Can neon sputter? Like a flame choked of oxygen. No matter, I suppose, because that’s how it appeared to me. Taco Bell Live Más the neon sign sputtered it’s flickering light from the lobby window, pink and yellow across my face. I watched volcano sauce drip down my chin as I stared at my puffy eyes in the rearview mirror. How could I live more when I couldn’t want to live any less? Perhaps that’s a bit melodramatic. Yet I sat in my car, with a neon face, eating late night tacos out of a red shell under the cover of rain. No one could stop me from parking lot tacos.
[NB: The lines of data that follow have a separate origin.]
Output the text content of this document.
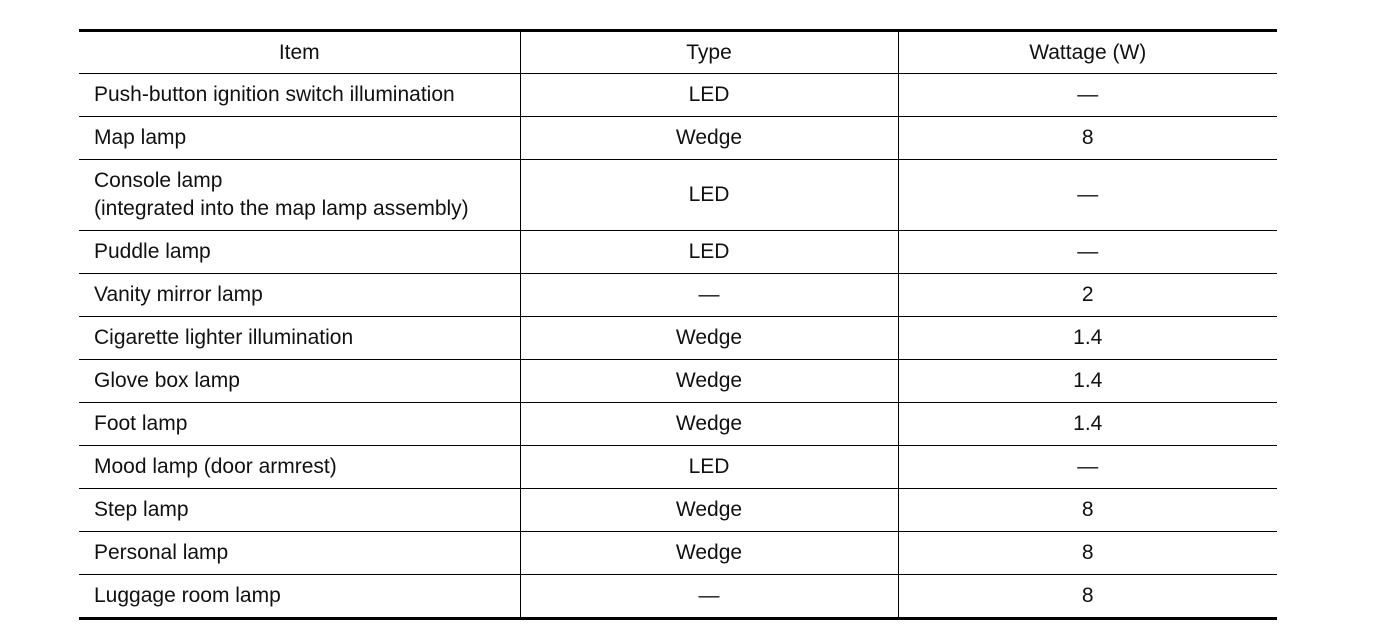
Item	Type	Wattage (W)

Push-button ignition switch illumination	LED	—

Map lamp	Wedge	8

Console lamp
(integrated into the map lamp assembly)	LED	—

Puddle lamp	LED	—

Vanity mirror lamp	—	2

Cigarette lighter illumination	Wedge	1.4

Glove box lamp	Wedge	1.4

Foot lamp	Wedge	1.4

Mood lamp (door armrest)	LED	—

Step lamp	Wedge	8

Personal lamp	Wedge	8

Luggage room lamp	—	8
We’re all familiar with the phrase, “blood, sweat, and tears”, and I’m here to tell you that I worked very hard to please that dude from the orchard. Maybe I even put my blood, sweat, and tears into that relationship; but the day he texted me while I was at the gym running on a treadmill, just hit mile five with sweat running down my face, and he asked:
- At gym
- Good. I don’t date fatties.
I was glad my red face was covered in sweat. No one could see the tears dripping down my chin as I wiped them mid-stride, exposing the eleven on my abdomen. My 140 pounds on a 5’10 frame hamstering in public. Maybe I’d hang out in the locker room and find someone who would treat me better. Maybe I’d go to Taco Bell and eat in the parking lot.
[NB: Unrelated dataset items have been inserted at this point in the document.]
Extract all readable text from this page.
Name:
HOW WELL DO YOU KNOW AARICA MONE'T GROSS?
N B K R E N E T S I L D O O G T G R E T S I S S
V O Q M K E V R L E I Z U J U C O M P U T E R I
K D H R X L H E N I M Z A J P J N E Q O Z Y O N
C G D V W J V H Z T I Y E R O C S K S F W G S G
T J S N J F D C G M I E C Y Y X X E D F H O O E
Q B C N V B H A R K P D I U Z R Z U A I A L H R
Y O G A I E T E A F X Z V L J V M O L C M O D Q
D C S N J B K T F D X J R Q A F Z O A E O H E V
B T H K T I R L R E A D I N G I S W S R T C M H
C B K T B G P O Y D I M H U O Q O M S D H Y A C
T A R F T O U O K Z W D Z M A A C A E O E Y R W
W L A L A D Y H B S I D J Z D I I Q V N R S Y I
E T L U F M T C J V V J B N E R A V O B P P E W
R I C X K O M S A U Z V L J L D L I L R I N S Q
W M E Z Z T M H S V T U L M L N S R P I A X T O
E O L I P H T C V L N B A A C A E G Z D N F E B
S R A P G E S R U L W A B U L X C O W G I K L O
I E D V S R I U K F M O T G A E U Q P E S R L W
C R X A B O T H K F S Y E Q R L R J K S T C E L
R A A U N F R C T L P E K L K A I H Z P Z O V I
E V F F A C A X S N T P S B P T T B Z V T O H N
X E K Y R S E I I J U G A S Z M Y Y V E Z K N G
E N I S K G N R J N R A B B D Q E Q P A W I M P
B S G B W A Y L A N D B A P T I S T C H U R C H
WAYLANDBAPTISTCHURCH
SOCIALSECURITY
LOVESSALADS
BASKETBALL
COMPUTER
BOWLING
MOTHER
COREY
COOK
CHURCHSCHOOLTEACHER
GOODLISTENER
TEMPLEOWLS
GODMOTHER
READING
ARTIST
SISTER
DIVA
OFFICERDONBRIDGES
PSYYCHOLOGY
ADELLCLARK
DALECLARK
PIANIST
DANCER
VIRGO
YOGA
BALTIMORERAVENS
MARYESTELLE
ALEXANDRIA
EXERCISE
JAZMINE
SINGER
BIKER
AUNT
I like the anonymity of speaking into the holes at the drive-thru. Watching my words pop up in fragments on the screen. Sticking my arm out of the car, the service window too high for anyone to see in, and returning with a bag full of treasure; littering the floor with paper wrapping; listening to the crunch of satisfaction as rain drowns soft sobs. Nothing is more beautiful than my pink and yellow splashed face with volcano sauce glowing on my chin.
But maybe there is. The glisten of a rain slicked road, windows down, water whipping bullets into freshly pumped biceps, tearing holes into a façade I built to get laid: riddled with pretension. Cars zooming by in a crescendo that gently fades into the dark, the dark where I wanted to be, but some asshole was doing 45 in a 30 with their brights illuminating my red-stained face like some Christmas parade on Main St. My green eyes bloodshot from crying, a squint hidden behind the shadow of my forearm. Hiding tacos with cinnamon gum; popping Christmas crackers in my mouth. Wishing I had stayed with the neon, but instead I drove, drenched in sweat, tears, and guilt to lie in his bed where he’d unwrap me, throwing my paper to the ground like discarded goods.